Everyone in the group agreed that there wasn’t enough of a transit connection between Northeast Philadelphia and Center City, and that portions of the Northeast seemed underutilized. Before long, a new town center emerged on the map. The first step was extending the Market-Frankford El line so that users could take it to Pennypack Park, the Northeast Airport and industrial park, and Frankford Mills Mall.

This was a place where some industry – perhaps green industries – could be more developed, the group decided. And there was also room for more housing, and even agricultural use.

The group proposed a similar community center in the East Oak Lane/West Oak Lane/Olney area. Here, public transit from Center City would be extended, but so would Route 309 from the suburbs. With the dense housing in the area, some compatible industry would give residents a place to work without a big commute, Lindstrom suggested. The area is in need of green space, everyone agreed, and Lindstrom said she saw no reason why that green space couldn’t be at least partly productive – in other words, agricultural.
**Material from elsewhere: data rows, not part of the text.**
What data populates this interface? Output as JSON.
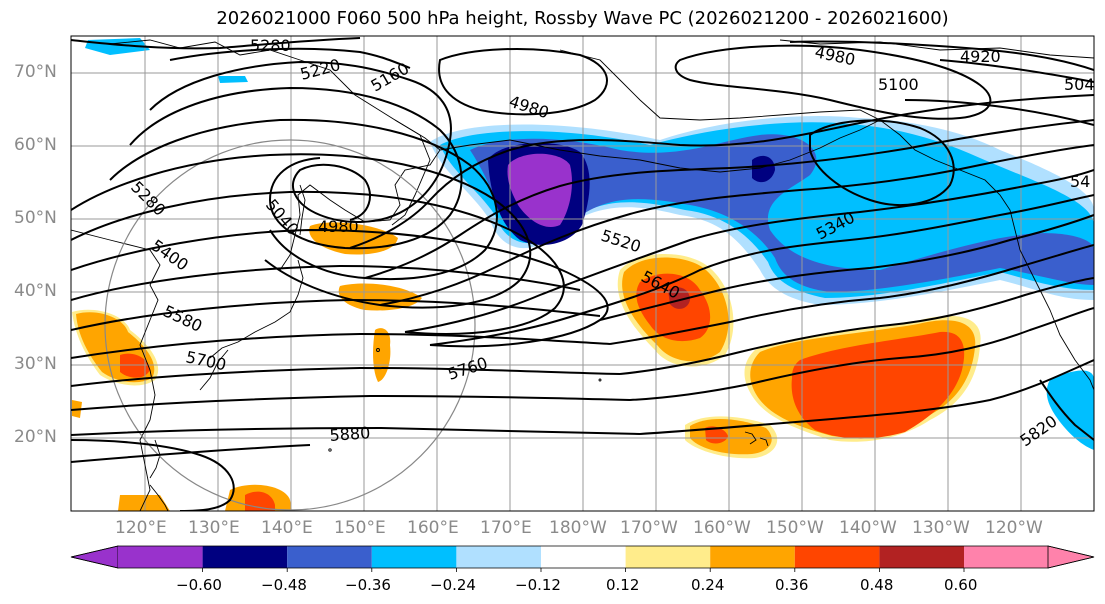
{
  "title": "2026021000 F060 500 hPa height, Rossby Wave PC (2026021200 - 2026021600)",
  "lat_labels": [
    "70°N",
    "60°N",
    "50°N",
    "40°N",
    "30°N",
    "20°N"
  ],
  "lon_labels": [
    "120°E",
    "130°E",
    "140°E",
    "150°E",
    "160°E",
    "170°E",
    "180°W",
    "170°W",
    "160°W",
    "150°W",
    "140°W",
    "130°W",
    "120°W"
  ],
  "contour_labels": [
    "5280",
    "5220",
    "5160",
    "4980",
    "4980",
    "5100",
    "4920",
    "504",
    "5280",
    "5040",
    "4980",
    "5400",
    "5580",
    "5700",
    "5520",
    "5640",
    "5340",
    "5760",
    "5880",
    "5820",
    "54"
  ],
  "colorbar": {
    "ticks": [
      "−0.60",
      "−0.48",
      "−0.36",
      "−0.24",
      "−0.12",
      "0.12",
      "0.24",
      "0.36",
      "0.48",
      "0.60"
    ],
    "colors": [
      "#9932cc",
      "#000080",
      "#3a5fcd",
      "#00bfff",
      "#b0e0ff",
      "#ffffff",
      "#ffec8b",
      "#ffa500",
      "#ff4500",
      "#b22222",
      "#ff82ab"
    ]
  }
}
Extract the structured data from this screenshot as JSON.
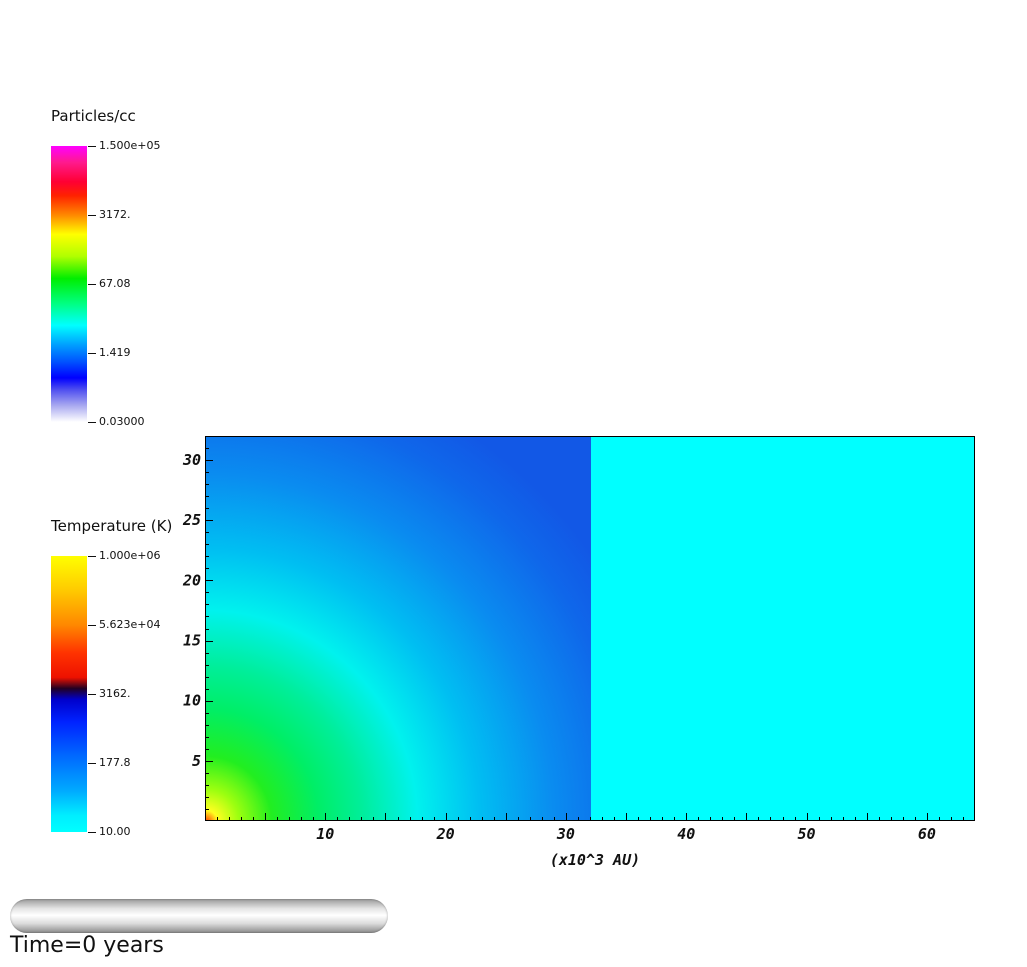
{
  "density_legend": {
    "title": "Particles/cc",
    "ticks": [
      "1.500e+05",
      "3172.",
      "67.08",
      "1.419",
      "0.03000"
    ]
  },
  "temperature_legend": {
    "title": "Temperature (K)",
    "ticks": [
      "1.000e+06",
      "5.623e+04",
      "3162.",
      "177.8",
      "10.00"
    ]
  },
  "chart_data": {
    "type": "heatmap",
    "xlabel": "(x10^3 AU)",
    "ylabel": "",
    "xlim": [
      0,
      64
    ],
    "ylim": [
      0,
      32
    ],
    "x_ticks": [
      10,
      20,
      30,
      40,
      50,
      60
    ],
    "y_ticks": [
      5,
      10,
      15,
      20,
      25,
      30
    ],
    "left_region": {
      "x_range": [
        0,
        32
      ],
      "field": "Particles/cc"
    },
    "right_region": {
      "x_range": [
        32,
        64
      ],
      "field": "Temperature (K)",
      "color": "#00ffff"
    }
  },
  "time_slider": {
    "label": "Time=0 years",
    "progress": 0
  }
}
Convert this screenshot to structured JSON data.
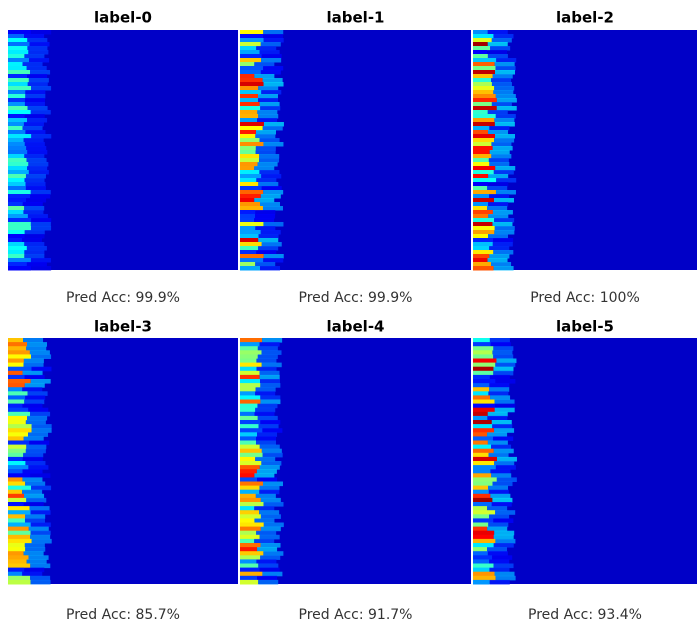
{
  "panels": [
    {
      "title": "label-0",
      "accuracy": "Pred Acc: 99.9%"
    },
    {
      "title": "label-1",
      "accuracy": "Pred Acc: 99.9%"
    },
    {
      "title": "label-2",
      "accuracy": "Pred Acc: 100%"
    },
    {
      "title": "label-3",
      "accuracy": "Pred Acc: 85.7%"
    },
    {
      "title": "label-4",
      "accuracy": "Pred Acc: 91.7%"
    },
    {
      "title": "label-5",
      "accuracy": "Pred Acc: 93.4%"
    }
  ]
}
The group also suggested more green space and denser residential zoning for Chinatown.

A quick trip around the room to look at the half-dozen maps created showed some big ideas in common. Most of the groups wanted to bring some sort of rail service to the Northeast portion of the city, for example – although many chose to build a light rail line on Roosevelt Boulevard instead of extending the Market-Frankford. Some wanted to cap portions of I-95. Other ideas included improving north-south transportation in West Philadelphia and eliminating vacant housing city wide.

At the end of the night, all of the maps were collected by the Plan2035 team.
Further public mapping sessions are scheduled for June 1 at the Please Touch Museum from 6:30 p.m. to 8:30 p.m.; Esperanza College, Monday, June 7 from 6:30 p.m. to 8:30 p.m.; and Knowlton Mansion, Tuesday, June 8 from 6:30 p.m. to 8:30 p.m.